Discouraged by the fate of towns dependent upon water for their prosperity, and pushed by the need for new fertile land, the inland town of Buckland was established in 1796, and then Haymarket in 1799. A new courthouse was authorized on a part of the Robert Bristow portion of the Brent Town grant and the General Assembly directed that 50 acres of land be laid out for a town by the name of Brentsville. In 1822, the transfer of records was made to Brentsville, the new county seat. A pretty and supposedly central location, the public square was built on a three-acre tract on the main street, which included the courthouse, a jail and the clerk's office.
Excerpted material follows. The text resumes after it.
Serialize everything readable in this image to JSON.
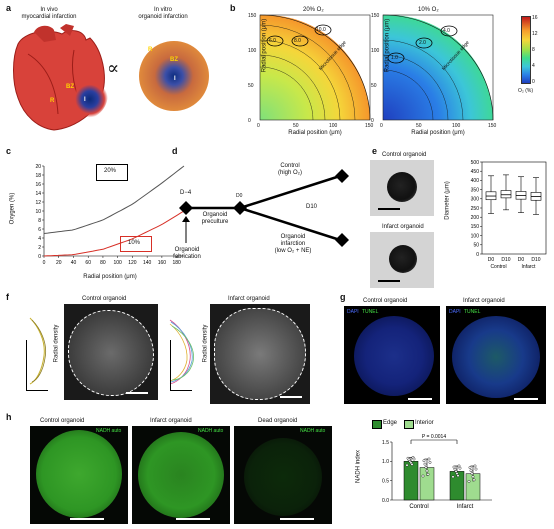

It served its turn until 1892. Now the inconvenience of the distance of Brentsville from the railroad led to another change.
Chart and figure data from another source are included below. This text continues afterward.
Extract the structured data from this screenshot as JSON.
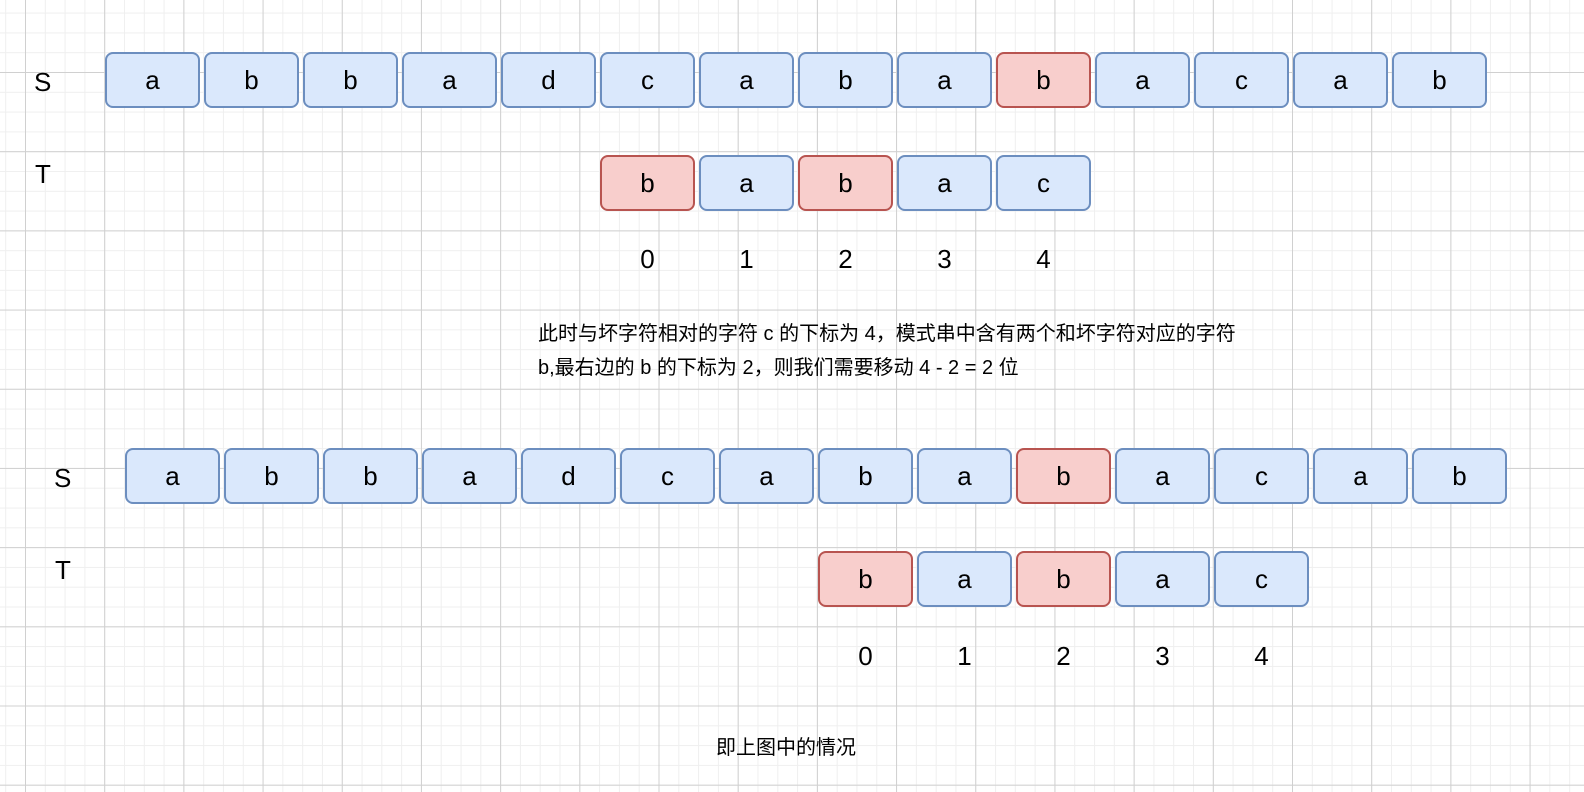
{
  "colors": {
    "cell_fill": "#dae8fc",
    "cell_stroke": "#6c8ebf",
    "bad_fill": "#f8cecc",
    "bad_stroke": "#b85450"
  },
  "top": {
    "s_label": "S",
    "t_label": "T",
    "s_cells": [
      {
        "c": "a"
      },
      {
        "c": "b"
      },
      {
        "c": "b"
      },
      {
        "c": "a"
      },
      {
        "c": "d"
      },
      {
        "c": "c"
      },
      {
        "c": "a"
      },
      {
        "c": "b"
      },
      {
        "c": "a"
      },
      {
        "c": "b",
        "bad": true
      },
      {
        "c": "a"
      },
      {
        "c": "c"
      },
      {
        "c": "a"
      },
      {
        "c": "b"
      }
    ],
    "t_cells": [
      {
        "c": "b",
        "bad": true
      },
      {
        "c": "a"
      },
      {
        "c": "b",
        "bad": true
      },
      {
        "c": "a"
      },
      {
        "c": "c"
      }
    ],
    "indices": [
      "0",
      "1",
      "2",
      "3",
      "4"
    ]
  },
  "explanation": [
    "此时与坏字符相对的字符 c 的下标为 4，模式串中含有两个和坏字符对应的字符",
    "b,最右边的 b 的下标为 2，则我们需要移动 4 - 2 = 2 位"
  ],
  "bottom": {
    "s_label": "S",
    "t_label": "T",
    "s_cells": [
      {
        "c": "a"
      },
      {
        "c": "b"
      },
      {
        "c": "b"
      },
      {
        "c": "a"
      },
      {
        "c": "d"
      },
      {
        "c": "c"
      },
      {
        "c": "a"
      },
      {
        "c": "b"
      },
      {
        "c": "a"
      },
      {
        "c": "b",
        "bad": true
      },
      {
        "c": "a"
      },
      {
        "c": "c"
      },
      {
        "c": "a"
      },
      {
        "c": "b"
      }
    ],
    "t_cells": [
      {
        "c": "b",
        "bad": true
      },
      {
        "c": "a"
      },
      {
        "c": "b",
        "bad": true
      },
      {
        "c": "a"
      },
      {
        "c": "c"
      }
    ],
    "indices": [
      "0",
      "1",
      "2",
      "3",
      "4"
    ]
  },
  "caption": "即上图中的情况"
}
Typically one would have expected the village of Manassas (eariler known as Tudor Hall) to have developed as a town rather quickly after it became the junction of two railroads. But that growth was destroyed by the Civil War. By the end of the war, little remained. There is a story that when the newly reconstructed railroad tracks were laid, the first train to run from Alexandria brought Mr. and Mrs. Sumner Fitts to the area. What they saw when they disembarked were two or three small shanties and one substantial brick house, "Liberia", owned by the Weirs, the only dwellings in sight. Staying with the Weir's that night, they returned to Alexandria the next day and Mr. Fitt ordered lumber to be shipped to a site in Manassas, which, by the way, did not belong to him, where he built "Eureka House". This building of "Eureka House" may have marked the first step in the development of the town of Manassas for it was soon followed by other commercial and residential construction. Manassas grew quite rapidly in the late 1860's.
Beginning in 1872 and later in 1888, Manassas Junction began its long campaign for the acquisition of the county seat. Promising to donate the land, erect new buildings and pay for all the expenses of the move, but Brentsville won all the referendum elections.
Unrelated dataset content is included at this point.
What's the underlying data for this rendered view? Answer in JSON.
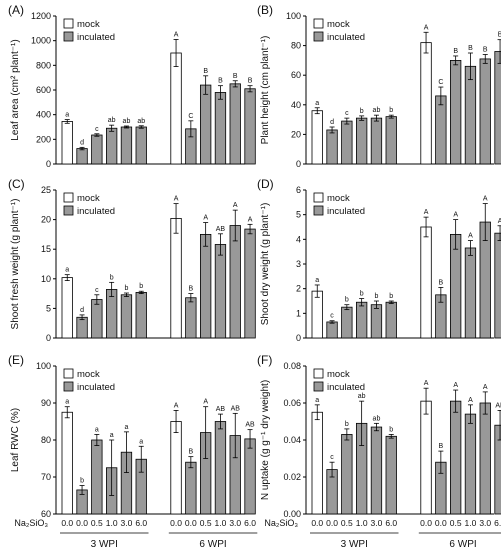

On April 2, 1873, the village of Manassas was incorporated by an act of the General Assembly as the "town of Manassas", one of the few towns in Virginia that were incorporated without first being formally laid out. In 1892 Manassas renewed its efforts to be made the county seat, this time the referendum went against Brentsville. The county courthouse moved for the last and final time to Manassas, an important trading center, on a rail line, a productive and populous area. The first court was held January 1, 1893. As each new courthouse location continued to move into the interior of the county, old Prince William County also moved from a maritime to a farming economy. To learn about the society of western Prince William County, with its roots beginning in the mid 1700's, one must go back to the Northern Neck of Virginia, a one time empire of stirring economic, social, and political life and the emergence of the Carter family.
The Northern Neck, 100 miles long and approximately 20 miles wide lies between the Potomac and the Rappahannock Rivers, highways of the colonial period and one of the four peninsulas or "necks" of the Tidewater.